Chapter # 8 Paragraph # 4 Study # 1
January 15, 2008
Lincolnton, N.C.

<372> Thesis: Our indwelling "Helper" does what we cannot do. Introduction: In our last study we asked the question: Why did Paul state the obvious when he said that hope is a future thing that cannot be seen in the present? We attempted to answer that by saying that Paul was pressing his readers regarding the content of their expectations for the future because no one functions without "expectations" and, therefore, legitimate expectations are absolutely crucial.

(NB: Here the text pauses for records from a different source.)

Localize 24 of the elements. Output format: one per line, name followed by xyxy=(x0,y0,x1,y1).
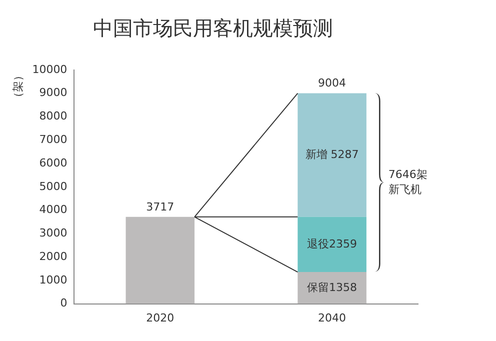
y-tick-label: 0 xyxy=(60,296,68,310)
x-tick-label: 2040 xyxy=(318,311,346,324)
total-label: 9004 xyxy=(318,76,346,90)
data-label: 退役2359 xyxy=(307,237,358,250)
y-tick-label: 7000 xyxy=(39,133,68,146)
y-tick-label: 8000 xyxy=(39,110,68,123)
total-label: 3717 xyxy=(146,200,174,214)
data-label: 保留1358 xyxy=(307,280,358,294)
y-tick-label: 3000 xyxy=(39,226,68,240)
bar xyxy=(126,216,195,304)
data-label: 新增 5287 xyxy=(305,148,359,161)
annotation: 7646架新飞机 xyxy=(388,166,428,197)
y-tick-label: 1000 xyxy=(39,273,68,286)
y-tick-label: 9000 xyxy=(39,86,68,100)
y-tick-label: 10000 xyxy=(32,62,68,76)
y-tick-label: 5000 xyxy=(39,180,68,193)
bar xyxy=(298,216,366,272)
y-tick-label: 4000 xyxy=(39,203,68,216)
y-tick-label: 6000 xyxy=(39,156,68,170)
y-axis-title: （架） xyxy=(11,70,24,103)
bar xyxy=(298,93,366,217)
y-tick-label: 2000 xyxy=(39,250,68,263)
chart-title: 中国市场民用客机规模预测 xyxy=(93,16,333,40)
x-tick-label: 2020 xyxy=(146,311,174,324)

The battle over behavior (it is, after all, actual behavior that makes the world function, not its preliminaries) is rooted in doctrinal promoters and their ability to establish a vision of the future that is sufficiently appealing so as to sponsor the actual activities of behavior. Everywhere we turn, we are bombarded by "hope-claims" that are designed to get us to act in certain ways. What we buy into as "hope" is, therefore, absolutely crucial. So, Paul maintained his focus on "hope" so that his readers would give it some serious consideration and then act in harmony with it. This evening we come to a new paragraph, but not a new issue. The issue is, and always will be, what we are going to do. There are only two options: we will either act out of the flesh (and die), or we will act out of the Spirit (and live) -- 8:13. But those options are rooted in two critical realities. The first is what we have come to expect from our actions; and the second is where we go for the ability to accomplish our actions. We have been told by Paul that we ought to expect incomparable glory from actions springing out of the Spirit and incomparable death from actions springing out of the flesh. And we have been told by Paul that actions that spring out of the Spirit do so when we engage His willingness and power by turning in trust to Him. So, this evening we find Paul turning to the issue of this "Helper's" help.